Not that the leadership speculation is likely to go away. Journos just love leadership challenge stories too much to allow this latest denial to be anything more than a temporary delay. We can look forward to more of the same in the weeks and months ahead, with or without John Della Bosca in the role of challenger.

The bookmaker Centrebet has had quite a large field of runners in the contest for who would be the Labor Leader when the election is finally held but took the market down this morning amidst all the confusion. The poor bookie obviously thought the newspapers actually knew something he didn’t! I’m sure it will be back up soon enough and probably not much different to what it was yesterday when this Crikey NSW Leadership Election Indicator was calculated.

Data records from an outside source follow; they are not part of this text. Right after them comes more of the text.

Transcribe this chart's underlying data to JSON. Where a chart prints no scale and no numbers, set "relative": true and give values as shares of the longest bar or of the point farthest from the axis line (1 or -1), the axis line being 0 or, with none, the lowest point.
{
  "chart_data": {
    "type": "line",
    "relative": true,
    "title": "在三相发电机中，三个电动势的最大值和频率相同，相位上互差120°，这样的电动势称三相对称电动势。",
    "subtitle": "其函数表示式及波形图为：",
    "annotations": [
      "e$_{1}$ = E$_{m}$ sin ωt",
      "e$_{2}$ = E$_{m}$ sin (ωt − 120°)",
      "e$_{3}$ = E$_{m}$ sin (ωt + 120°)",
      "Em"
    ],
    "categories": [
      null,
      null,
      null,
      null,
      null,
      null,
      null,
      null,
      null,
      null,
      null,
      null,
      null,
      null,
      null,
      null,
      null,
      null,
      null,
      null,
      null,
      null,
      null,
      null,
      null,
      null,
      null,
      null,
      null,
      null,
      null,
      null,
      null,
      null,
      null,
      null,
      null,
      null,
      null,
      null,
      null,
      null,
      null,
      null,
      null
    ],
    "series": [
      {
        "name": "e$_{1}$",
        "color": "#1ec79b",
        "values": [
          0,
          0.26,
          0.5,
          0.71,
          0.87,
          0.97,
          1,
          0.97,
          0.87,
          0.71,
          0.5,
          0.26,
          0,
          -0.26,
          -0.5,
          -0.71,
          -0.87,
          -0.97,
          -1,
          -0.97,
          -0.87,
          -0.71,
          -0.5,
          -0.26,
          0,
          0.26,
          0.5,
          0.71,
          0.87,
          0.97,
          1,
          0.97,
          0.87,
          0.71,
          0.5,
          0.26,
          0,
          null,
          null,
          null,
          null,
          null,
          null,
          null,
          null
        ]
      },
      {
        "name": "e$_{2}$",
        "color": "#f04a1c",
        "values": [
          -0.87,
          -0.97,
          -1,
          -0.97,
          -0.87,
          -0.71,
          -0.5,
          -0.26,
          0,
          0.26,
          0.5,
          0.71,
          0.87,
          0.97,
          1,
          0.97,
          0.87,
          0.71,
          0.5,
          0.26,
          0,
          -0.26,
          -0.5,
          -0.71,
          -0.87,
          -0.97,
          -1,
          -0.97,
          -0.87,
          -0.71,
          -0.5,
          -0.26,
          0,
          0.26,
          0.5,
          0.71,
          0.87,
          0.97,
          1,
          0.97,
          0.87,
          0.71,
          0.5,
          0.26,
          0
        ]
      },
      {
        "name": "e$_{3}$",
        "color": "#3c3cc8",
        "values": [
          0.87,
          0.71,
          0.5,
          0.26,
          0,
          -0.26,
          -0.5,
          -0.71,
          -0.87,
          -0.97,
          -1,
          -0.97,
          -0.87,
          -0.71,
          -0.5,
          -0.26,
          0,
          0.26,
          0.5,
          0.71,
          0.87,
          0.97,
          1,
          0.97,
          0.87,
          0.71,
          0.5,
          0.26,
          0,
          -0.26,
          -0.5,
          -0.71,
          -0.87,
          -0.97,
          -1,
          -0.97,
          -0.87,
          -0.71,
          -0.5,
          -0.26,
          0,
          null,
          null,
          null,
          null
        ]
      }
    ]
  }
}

As for the election result itself, the Liberal-National Coalition remains a firm favourite with a probability of 70% to9 Labor’s 30%.

Climate change problems. Prime Minister Kevin Rudd’s recent off-the-record but overheard, and thus reported, pessimism about a climate change agreement being reached in Copenhagen is looking more and more realistic by the day. This morning comes news that a key group of US Democrat Senators representing coal mining and manufacturing industry states have written to President Barack Obama saying they would not support any climate change bill that did not protect American industries from competition from countries that did not impose similar restraints on climate-altering gases.

This follows scepticism expressed reported overnight from China, the world’s biggest carbon- dioxide polluter, at the cost and effectiveness of extracting greenhouse gases from hundreds of coal plants and storing them underground. Bloomberg reported Su Wei, director-general of the climate-change unit at China’s National Development and Reform Commission, saying “carbon capture and storage, particularly for China, is not one of the priorities — the cost is an issue. If we spent the same money for CCS on energy efficiency and the development of renewables, it would generate larger climate-change benefits.”